Saturday I decided i would spend some alone time in the house and actually stay in. Although I really wanted to go clubbing and to the after party I stayed in, I did enough of that last weekend. So it was pretty much just me myself Pebbles (my dog) and lifetime movie network.

My best friend Paris and I was suppose to go to the movies Sunday but her allergies was acting up. She sounded as bad as my grandad did when he was horse, and trust me it was not cute at all! So instead of going out with her I went out with my cousin J.R. we went to go see EVIL DEAD in the movie theater. The movie was great but was not as scary as it was said to be.

After the movies we decided to Wall Mart to buy a laptop and made other stops along the way. I didn't return home until 1:00am which isn't to late for me. When I came through the door i could her my mom snoring so loud my dad stop sleeping and woke up. I told him why i was so late then he let me off the hook. Eventually i took me a nice shower and went to sleep.

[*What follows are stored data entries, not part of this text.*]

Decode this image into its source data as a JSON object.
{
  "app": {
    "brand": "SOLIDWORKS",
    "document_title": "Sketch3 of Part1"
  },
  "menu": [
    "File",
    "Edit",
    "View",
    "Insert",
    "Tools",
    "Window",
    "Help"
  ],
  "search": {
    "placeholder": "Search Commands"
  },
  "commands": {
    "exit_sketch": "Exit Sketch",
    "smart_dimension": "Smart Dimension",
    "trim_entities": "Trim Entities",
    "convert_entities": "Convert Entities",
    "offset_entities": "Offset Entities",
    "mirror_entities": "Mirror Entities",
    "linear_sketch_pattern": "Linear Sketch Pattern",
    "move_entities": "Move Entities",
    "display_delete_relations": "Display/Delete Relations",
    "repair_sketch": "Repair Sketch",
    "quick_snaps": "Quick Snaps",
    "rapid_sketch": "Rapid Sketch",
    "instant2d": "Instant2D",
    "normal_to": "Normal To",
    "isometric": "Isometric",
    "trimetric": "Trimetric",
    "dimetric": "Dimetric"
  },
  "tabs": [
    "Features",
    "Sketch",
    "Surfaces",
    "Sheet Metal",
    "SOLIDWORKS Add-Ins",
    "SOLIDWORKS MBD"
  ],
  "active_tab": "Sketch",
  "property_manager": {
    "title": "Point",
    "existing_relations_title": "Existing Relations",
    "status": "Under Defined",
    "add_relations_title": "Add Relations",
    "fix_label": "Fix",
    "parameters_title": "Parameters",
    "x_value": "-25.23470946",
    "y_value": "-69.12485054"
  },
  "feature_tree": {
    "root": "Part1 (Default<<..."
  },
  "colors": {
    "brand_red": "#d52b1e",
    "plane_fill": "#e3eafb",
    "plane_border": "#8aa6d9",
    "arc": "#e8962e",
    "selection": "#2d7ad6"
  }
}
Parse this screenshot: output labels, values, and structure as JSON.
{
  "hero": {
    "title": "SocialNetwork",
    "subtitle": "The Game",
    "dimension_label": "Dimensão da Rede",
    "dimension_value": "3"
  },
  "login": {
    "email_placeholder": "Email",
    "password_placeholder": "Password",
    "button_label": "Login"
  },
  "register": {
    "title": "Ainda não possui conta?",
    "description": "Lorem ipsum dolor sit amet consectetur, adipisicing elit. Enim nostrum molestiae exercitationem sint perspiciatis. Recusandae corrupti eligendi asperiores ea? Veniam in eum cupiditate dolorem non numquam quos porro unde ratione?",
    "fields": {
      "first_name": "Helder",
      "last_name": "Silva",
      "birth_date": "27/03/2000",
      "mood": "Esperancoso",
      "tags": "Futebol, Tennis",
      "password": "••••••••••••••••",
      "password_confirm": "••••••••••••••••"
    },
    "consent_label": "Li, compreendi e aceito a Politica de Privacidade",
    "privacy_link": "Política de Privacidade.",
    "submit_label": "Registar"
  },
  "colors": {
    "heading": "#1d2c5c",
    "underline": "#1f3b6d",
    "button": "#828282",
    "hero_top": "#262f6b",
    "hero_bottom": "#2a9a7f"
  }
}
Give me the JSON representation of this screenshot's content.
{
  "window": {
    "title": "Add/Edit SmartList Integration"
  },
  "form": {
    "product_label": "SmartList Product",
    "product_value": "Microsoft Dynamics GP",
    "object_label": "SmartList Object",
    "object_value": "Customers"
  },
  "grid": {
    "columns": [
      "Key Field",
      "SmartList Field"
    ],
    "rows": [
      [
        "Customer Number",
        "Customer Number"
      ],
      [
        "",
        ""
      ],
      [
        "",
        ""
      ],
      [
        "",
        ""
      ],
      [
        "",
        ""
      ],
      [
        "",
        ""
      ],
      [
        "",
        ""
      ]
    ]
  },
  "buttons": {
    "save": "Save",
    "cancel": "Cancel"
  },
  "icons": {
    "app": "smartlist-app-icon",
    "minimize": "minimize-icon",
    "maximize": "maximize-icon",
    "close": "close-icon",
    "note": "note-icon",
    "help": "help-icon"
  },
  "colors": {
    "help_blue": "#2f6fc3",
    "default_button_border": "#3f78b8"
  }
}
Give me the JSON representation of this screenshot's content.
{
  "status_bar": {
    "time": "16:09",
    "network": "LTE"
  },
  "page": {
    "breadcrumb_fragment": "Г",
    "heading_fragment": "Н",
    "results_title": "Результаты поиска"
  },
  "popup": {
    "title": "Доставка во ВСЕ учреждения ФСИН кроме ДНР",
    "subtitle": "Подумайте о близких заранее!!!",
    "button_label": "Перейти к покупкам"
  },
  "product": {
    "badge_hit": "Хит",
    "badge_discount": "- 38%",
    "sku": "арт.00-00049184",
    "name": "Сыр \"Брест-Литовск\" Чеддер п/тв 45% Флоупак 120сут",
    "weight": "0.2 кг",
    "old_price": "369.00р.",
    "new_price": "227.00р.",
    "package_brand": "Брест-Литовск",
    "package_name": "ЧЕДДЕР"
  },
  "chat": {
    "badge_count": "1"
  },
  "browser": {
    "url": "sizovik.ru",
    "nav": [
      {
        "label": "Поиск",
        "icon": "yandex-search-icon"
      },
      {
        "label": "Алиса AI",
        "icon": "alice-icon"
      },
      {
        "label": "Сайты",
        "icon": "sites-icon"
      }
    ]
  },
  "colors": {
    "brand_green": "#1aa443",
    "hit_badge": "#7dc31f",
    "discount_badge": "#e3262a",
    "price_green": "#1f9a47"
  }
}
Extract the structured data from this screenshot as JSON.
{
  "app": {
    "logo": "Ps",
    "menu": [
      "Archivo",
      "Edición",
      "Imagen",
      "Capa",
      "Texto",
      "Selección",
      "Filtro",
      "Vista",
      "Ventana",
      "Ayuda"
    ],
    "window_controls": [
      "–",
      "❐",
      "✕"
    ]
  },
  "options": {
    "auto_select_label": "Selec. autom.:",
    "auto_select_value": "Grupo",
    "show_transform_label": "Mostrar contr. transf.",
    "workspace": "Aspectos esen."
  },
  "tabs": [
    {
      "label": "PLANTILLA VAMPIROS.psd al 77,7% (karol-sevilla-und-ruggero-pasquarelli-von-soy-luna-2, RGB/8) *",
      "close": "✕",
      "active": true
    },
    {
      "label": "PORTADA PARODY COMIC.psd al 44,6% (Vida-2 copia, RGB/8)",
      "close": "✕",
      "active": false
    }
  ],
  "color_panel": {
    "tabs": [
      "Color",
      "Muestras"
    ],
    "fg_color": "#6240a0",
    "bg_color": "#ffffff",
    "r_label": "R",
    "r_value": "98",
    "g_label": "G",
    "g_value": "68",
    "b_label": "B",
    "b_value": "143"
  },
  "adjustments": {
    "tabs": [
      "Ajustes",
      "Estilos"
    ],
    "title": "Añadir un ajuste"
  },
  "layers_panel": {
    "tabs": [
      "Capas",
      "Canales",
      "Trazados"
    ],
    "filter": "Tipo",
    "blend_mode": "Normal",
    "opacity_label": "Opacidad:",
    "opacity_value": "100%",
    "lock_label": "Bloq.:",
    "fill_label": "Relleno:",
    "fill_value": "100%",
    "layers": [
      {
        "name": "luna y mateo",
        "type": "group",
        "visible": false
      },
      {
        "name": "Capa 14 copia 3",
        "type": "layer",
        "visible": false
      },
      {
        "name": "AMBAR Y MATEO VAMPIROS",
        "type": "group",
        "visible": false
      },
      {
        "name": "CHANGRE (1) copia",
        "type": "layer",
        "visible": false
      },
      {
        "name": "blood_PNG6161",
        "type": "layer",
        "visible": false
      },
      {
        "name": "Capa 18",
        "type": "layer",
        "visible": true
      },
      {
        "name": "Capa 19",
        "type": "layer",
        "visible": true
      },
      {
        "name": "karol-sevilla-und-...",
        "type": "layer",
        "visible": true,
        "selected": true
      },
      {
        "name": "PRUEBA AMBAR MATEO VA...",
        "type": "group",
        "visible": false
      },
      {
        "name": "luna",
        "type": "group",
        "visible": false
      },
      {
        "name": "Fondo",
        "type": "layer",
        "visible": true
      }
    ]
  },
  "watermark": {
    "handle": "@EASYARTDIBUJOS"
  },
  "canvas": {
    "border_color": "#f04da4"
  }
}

2013-04-129519.23.19.jpg        CAM00199.jpg      2012-07-249501.54.28-1.jpg    IMG952012061795162605.jpg
       Zaden                          Best friend Paris                Pebbles              JR and Zaden

Thursday, April 11, 2013

music is love

 
music is love
Music has always been a major part of Kadijah and has always made a huge impact on her life. Singing is one out of three  talents that Kadijah had love the most and unfortunately, as a nineteen year old girl she had it. When Kadijah was a little girl she use to wait until her parents left the house so she could wear her mother hills and perform in the mirror, as if she was in front of a crowd on stage with a brush as a microphone. Kadijah always wanted to try out for talent show auditions but she has always been a very shy person and cant seem to get her self in front of a lot of people. Yolanda Canady (her mother) thinks she have a beautiful voice. She says that she sings just the way her mother did who is now gone but was in the choir of Light Of Peace Baptise Church faithfully. Cynthia Hinton (her aunt) said her voice also reminds her of how beautiful her mother sung every Sunday.





Monday, April 8, 2013

Inside and Outside Of School

IMG952013030895165049.jpg
Inside and outside of school I have two different personalities. I am more into my work in school while outside of school I am a party girl. Don't get it twisted I do have a sense of humor in school but I try not because it gets the best of me at time. This year in school I take a lot more serious then my past years because I am currently a senior! By that being said you may understand why I am so into my school work, I mean I do have to GRADUATE. Outside of school I am a hard worker. My parents does not always have the money to give me what I need and want so of course like any other person like me I have to work for it, but hard work pays off. Outside of school I pretty much live like any other 19 year old girl would. WILD AND FREE but not to wild all though I am a risk taker.